Dunworthy suonò il campanello. L'infermiera e un medico entrarono immediatamente e ripeterono la solita routine, tormentando il paziente con lo stetoscopio gelido.

— Si è lamentato di avere freddo — riferì Dunworthy, — e che qualcosa gli faceva male.

— Qui — precisò Badri, premendosi la mano sul lato destro del petto, e rabbrividì ancora.

— Pleurite in basso a destra — diagnosticò il paramedico.

— Fa male quando respiro — spiegò Badri, battendo i denti. — C'è qualcosa che non va.

Qualcosa che non va. Non aveva inteso riferirsi ai dati ma al fatto che era lui ad avere qualcosa che non andava. Quanti anni aveva? Gli stessi di Kivrin? La somministrazione periodica degli antivirali da rinovirus era cominciata venti anni prima, quindi era possibilissimo che quando aveva detto di non essere mai stato malato Badri avesse inteso affermare di non aver mai avuto neppure un raffreddore.

— Ossigeno? — chiese l'infermiera.

— Non ancora — replicò il medico, che stava già andando via. — Cominci a somministrargli duecento unità di cloramfenicolo.

L'infermiera riadagiò Badri nel letto, apportò delle modifiche alla flebo e se ne andò dopo aver controllato la temperatura.

Dunworthy rimase a contemplare la notte piovosa che si allargava oltre la finestra.
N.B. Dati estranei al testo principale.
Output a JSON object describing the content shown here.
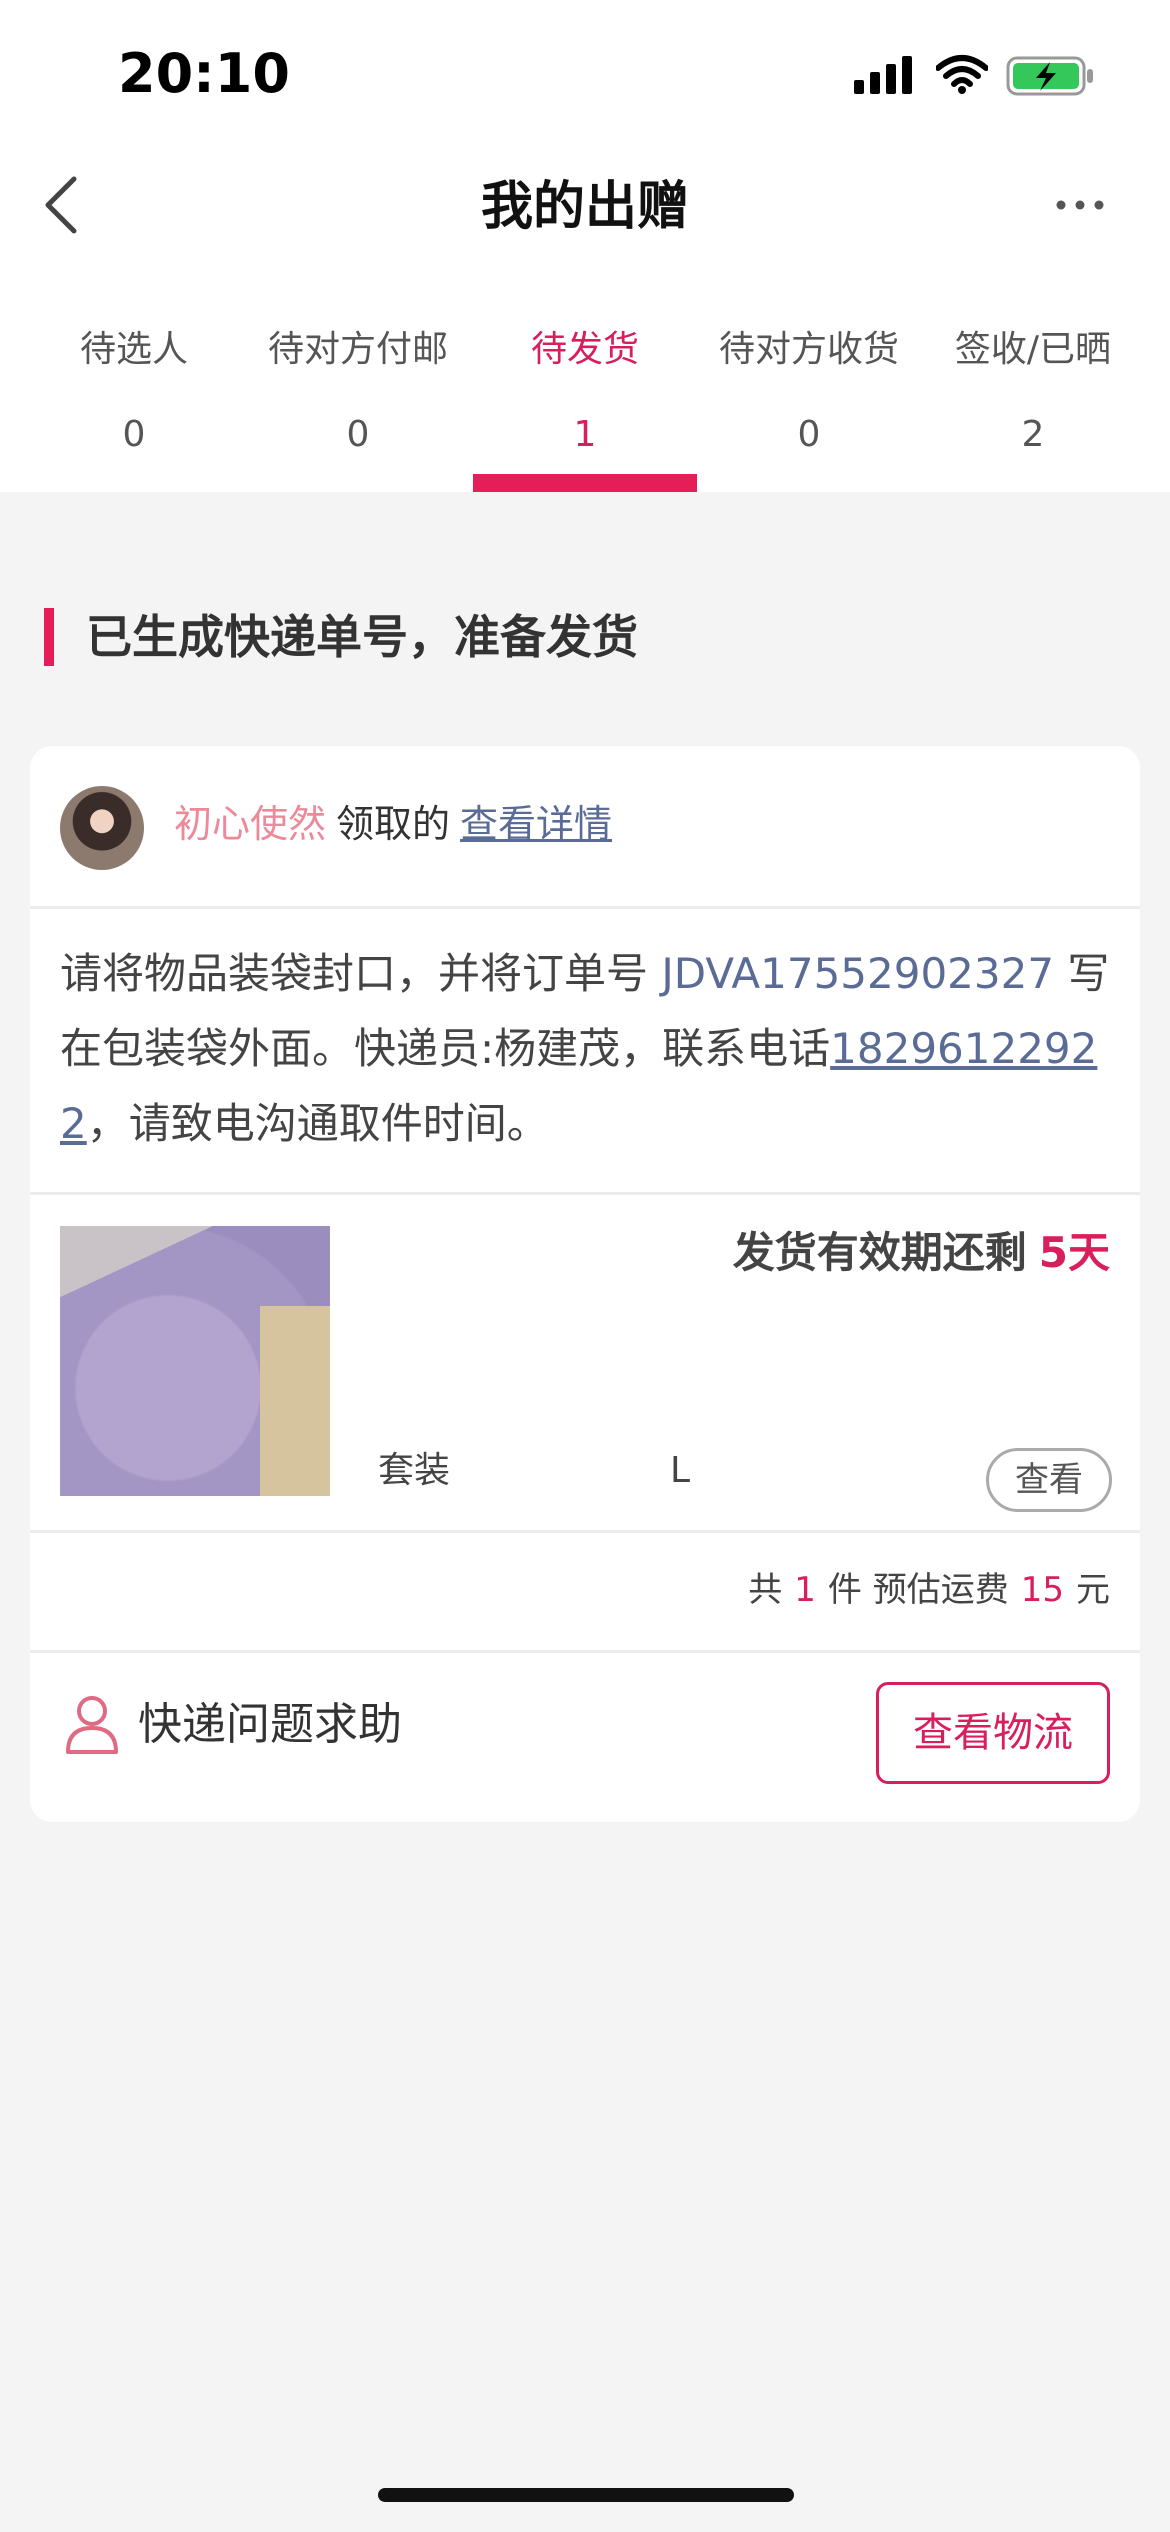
{
  "status_bar": {
    "time": "20:10"
  },
  "nav": {
    "title": "我的出赠",
    "back_icon": "chevron-left-icon",
    "more_icon": "more-horizontal-icon"
  },
  "tabs": [
    {
      "label": "待选人",
      "count": "0"
    },
    {
      "label": "待对方付邮",
      "count": "0"
    },
    {
      "label": "待发货",
      "count": "1",
      "active": true
    },
    {
      "label": "待对方收货",
      "count": "0"
    },
    {
      "label": "签收/已晒",
      "count": "2"
    }
  ],
  "section": {
    "title": "已生成快递单号，准备发货"
  },
  "card": {
    "claimer": "初心使然",
    "claim_verb": "领取的",
    "detail_link": "查看详情",
    "instruction": {
      "part1": "请将物品装袋封口，并将订单号 ",
      "order_no": "JDVA17552902327",
      "part2": " 写在包装袋外面。快递员:杨建茂，联系电话",
      "phone": "18296122922",
      "part3": "，请致电沟通取件时间。"
    },
    "expiry_label": "发货有效期还剩",
    "expiry_days": "5天",
    "product": {
      "name": "套装",
      "size": "L",
      "view_button": "查看"
    },
    "summary": {
      "prefix": "共",
      "count": "1",
      "mid": "件 预估运费",
      "fee": "15",
      "unit": "元"
    },
    "help_text": "快递问题求助",
    "logistics_button": "查看物流"
  },
  "colors": {
    "accent": "#e51e5a",
    "link": "#5a6b96",
    "claimer": "#ec8a9a"
  }
}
Badri aveva detto di ricordare di essersi sentito strano… non male ma strano. Qualcuno che non era mai stato malato non poteva riconoscere i brividi della febbre, poteva soltanto rendersi conto che c'era qualcosa che non andava e sentirsi indotto ad abbandonare la rete per correre al pub ad avvertire qualcuno, ad avvertire lui che qualcosa non andava.
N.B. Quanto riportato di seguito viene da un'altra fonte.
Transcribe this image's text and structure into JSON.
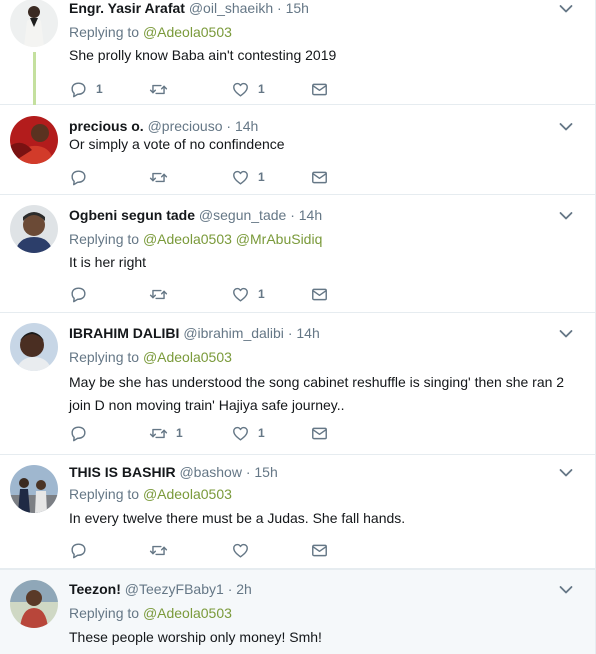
{
  "tweets": [
    {
      "name": "Engr. Yasir Arafat",
      "handle": "@oil_shaeikh",
      "dot": "·",
      "time": "15h",
      "replying_prefix": "Replying to ",
      "mentions": [
        "@Adeola0503"
      ],
      "text": "She prolly know Baba ain't contesting 2019",
      "reply_count": "1",
      "retweet_count": "",
      "like_count": "1"
    },
    {
      "name": "precious o.",
      "handle": "@preciouso",
      "dot": "·",
      "time": "14h",
      "text": "Or simply a vote of no confindence",
      "reply_count": "",
      "retweet_count": "",
      "like_count": "1"
    },
    {
      "name": "Ogbeni segun tade",
      "handle": "@segun_tade",
      "dot": "·",
      "time": "14h",
      "replying_prefix": "Replying to ",
      "mentions": [
        "@Adeola0503",
        "@MrAbuSidiq"
      ],
      "text": "It is her right",
      "reply_count": "",
      "retweet_count": "",
      "like_count": "1"
    },
    {
      "name": "IBRAHIM DALIBI",
      "handle": "@ibrahim_dalibi",
      "dot": "·",
      "time": "14h",
      "replying_prefix": "Replying to ",
      "mentions": [
        "@Adeola0503"
      ],
      "text_line1": "May be she has understood the song cabinet reshuffle is singing' then she ran 2",
      "text_line2": "join D non moving train' Hajiya safe journey..",
      "reply_count": "",
      "retweet_count": "1",
      "like_count": "1"
    },
    {
      "name": "THIS IS BASHIR",
      "handle": "@bashow",
      "dot": "·",
      "time": "15h",
      "replying_prefix": "Replying to ",
      "mentions": [
        "@Adeola0503"
      ],
      "text": "In every twelve there must be a Judas. She fall hands.",
      "reply_count": "",
      "retweet_count": "",
      "like_count": ""
    },
    {
      "name": "Teezon!",
      "handle": "@TeezyFBaby1",
      "dot": "·",
      "time": "2h",
      "replying_prefix": "Replying to ",
      "mentions": [
        "@Adeola0503"
      ],
      "text": "These people worship only money! Smh!"
    }
  ],
  "icons": {
    "reply": "reply-icon",
    "retweet": "retweet-icon",
    "like": "heart-icon",
    "message": "direct-message-icon",
    "caret": "chevron-down-icon"
  },
  "colors": {
    "mention": "#7a9a3a",
    "thread_line": "#c4e09e",
    "secondary_text": "#657786",
    "highlight_bg": "#f5f8fa"
  }
}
Si tolse gli occhiali e si massaggiò gli occhi che bruciavano a causa del disinfettante. Sebbene avesse dichiarato che non si sarebbe rilassato finché non avesse avuto al certezza che Kivrin stava bene, si sentiva spossato. Badri stava dormendo e il suo respiro aveva perso l'affaticamento di prima grazie alle magie operate dai dottori. Anche Kivrin stava forse dormendo in un letto infestato di pulci, settecento anni nel passato, oppure era sveglia e stava facendo impressione sulla gente di quell'epoca con i suoi modi a tavola e con le sue unghie sporche, oppure era inginocchiata su un pavimento di pietra intenta a fare un resoconto delle proprie avventure con le labbra premute contro le mani giunte.
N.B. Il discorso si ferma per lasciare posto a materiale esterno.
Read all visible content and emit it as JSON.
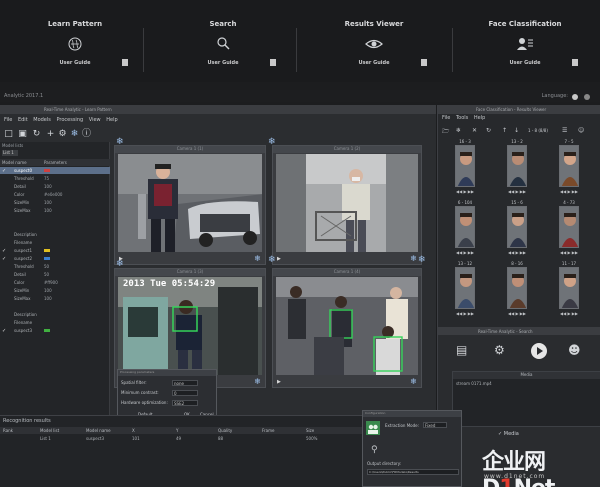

Dovette assopirsi perché sognò di sentire un telefono che suonava: era Finch che gli diceva che gli Americani stavano minacciando di fare loro causa per la carenza di carta igienica e che il vicario aveva deciso il brano di vangelo da leggere alla vigilia.

— È Matteo 2:11 — disse Finch. — Lo spreco porta alla carenza.

A questo punto l'infermiera aprì la porta e lo avvertì che Mary voleva vederlo al Pronto Soccorso.

Dunworthy controllò l'orologio: erano le quattro e venti. Badri stava ancora dormendo con espressione quasi serena. L'infermiera lo stava aspettando al varco con la bottiglia del disinfettante e gli disse di prendere l'ascensore.

L'odore pungente di disinfettante esalato dagli occhiali contribuì a svegliarlo e quando arrivò al piano terreno era ormai del tutto lucido. Mary lo stava spettando munita di maschera e di tutto il resto.

— Abbiamo avuto un altro caso — lo informò subito, porgendogli un fagotto di IPS. — Si tratta di una delle persone trattenute ed è possibile che fosse fra quanti erano in giro oggi a fare spese, quindi voglio che cerchi di identificarla.

Dunworthy si infilò gli indumenti protettivi con la stessa goffaggine della prima volta, lacerando quasi in camice nello sforzo di separare le due strisce di velcro.